MOM stated that the spike in dangerous occurrences was due to a rise in crane-related incidents in the construction sector. To address the issue, the ministry announced a S$4 million grant in January to co-fund the installation of stability control systems on lorry cranes.

Additionally, MOM is reviewing additional measures to enhance crane operators’ competency and increase the deterrence of unsafe crane-related operations.

To improve workplace safety, a Heightened Safety Period (HSP) was implemented in September 2022. The HSP brought the monthly average of fatalities down from 4.5 to 2.5.

Senior Minister of State for Manpower Zaqy Mohamad acknowledged that while the construction sector has “seen improvements in reducing workplace accidents,” the incidence of major injuries did not improve in some sectors such as manufacturing.

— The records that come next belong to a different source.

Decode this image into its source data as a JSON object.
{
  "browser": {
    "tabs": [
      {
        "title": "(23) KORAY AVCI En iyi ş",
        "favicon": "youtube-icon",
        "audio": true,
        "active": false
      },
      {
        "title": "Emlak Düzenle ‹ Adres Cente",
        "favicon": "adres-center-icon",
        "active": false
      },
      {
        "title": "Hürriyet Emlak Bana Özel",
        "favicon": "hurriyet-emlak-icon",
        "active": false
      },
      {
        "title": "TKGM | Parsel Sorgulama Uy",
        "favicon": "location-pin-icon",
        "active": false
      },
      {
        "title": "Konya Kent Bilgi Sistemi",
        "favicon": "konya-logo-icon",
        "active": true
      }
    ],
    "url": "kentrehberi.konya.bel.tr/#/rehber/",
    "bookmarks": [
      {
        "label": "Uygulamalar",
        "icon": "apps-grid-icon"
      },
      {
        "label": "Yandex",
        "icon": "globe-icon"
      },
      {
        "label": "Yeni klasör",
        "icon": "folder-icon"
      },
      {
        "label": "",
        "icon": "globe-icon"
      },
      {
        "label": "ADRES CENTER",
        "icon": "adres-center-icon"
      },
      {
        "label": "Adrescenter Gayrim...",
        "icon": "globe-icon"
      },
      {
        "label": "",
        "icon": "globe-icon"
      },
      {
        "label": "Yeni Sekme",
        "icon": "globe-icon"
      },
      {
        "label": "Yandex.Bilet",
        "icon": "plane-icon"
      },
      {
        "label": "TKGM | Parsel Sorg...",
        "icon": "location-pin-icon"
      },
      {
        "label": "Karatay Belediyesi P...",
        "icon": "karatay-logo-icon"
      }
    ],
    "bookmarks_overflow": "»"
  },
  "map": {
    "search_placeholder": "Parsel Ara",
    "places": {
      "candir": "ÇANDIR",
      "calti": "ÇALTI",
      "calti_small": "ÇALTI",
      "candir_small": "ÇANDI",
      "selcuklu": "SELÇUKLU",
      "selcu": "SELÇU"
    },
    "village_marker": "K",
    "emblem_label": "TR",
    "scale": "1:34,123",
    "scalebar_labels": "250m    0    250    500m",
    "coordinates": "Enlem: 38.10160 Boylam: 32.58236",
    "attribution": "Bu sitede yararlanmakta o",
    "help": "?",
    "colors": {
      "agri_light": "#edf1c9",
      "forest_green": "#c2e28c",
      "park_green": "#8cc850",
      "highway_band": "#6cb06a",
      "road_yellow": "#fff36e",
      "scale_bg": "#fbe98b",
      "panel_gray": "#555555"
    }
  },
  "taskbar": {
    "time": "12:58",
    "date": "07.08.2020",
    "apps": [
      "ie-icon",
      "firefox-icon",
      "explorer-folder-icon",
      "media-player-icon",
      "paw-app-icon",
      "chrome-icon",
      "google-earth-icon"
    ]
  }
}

In response to the spate of workplace fatalities last year, the HSP was extended until May 31, 2023, and a Multi-Agency Workplace Safety Taskforce convened to come up with strategies to strengthen workplace safety.

Apart from fatalities, reported cases of occupational diseases in Singapore rose from 659 in 2021 to 1,052 in 2022.

This increase was mainly due to ongoing efforts in MOM’s Enhanced Workplace Health Surveillance (WHS+) program and increased awareness in reporting among doctors and employers.

Noise-induced deafness and musculoskeletal disorders like back injuries were the top two types of occupational diseases, accounting for 92% of all cases.

The manufacturing sector had the most number of cases of occupational diseases, with 506 cases reported. For noise-induced deafness alone, there was a significant increase in cases from 168 in 2021 to 624 in 2022.

MOM said it would continue to increase the number of workplaces under WHS+ and work with the Workplace Safety and Health Council to increase awareness and implementation of workplace health programs.

Despite the improvements in the workplace safety landscape with the introduction of the HSP, continued vigilance is needed, MOM added.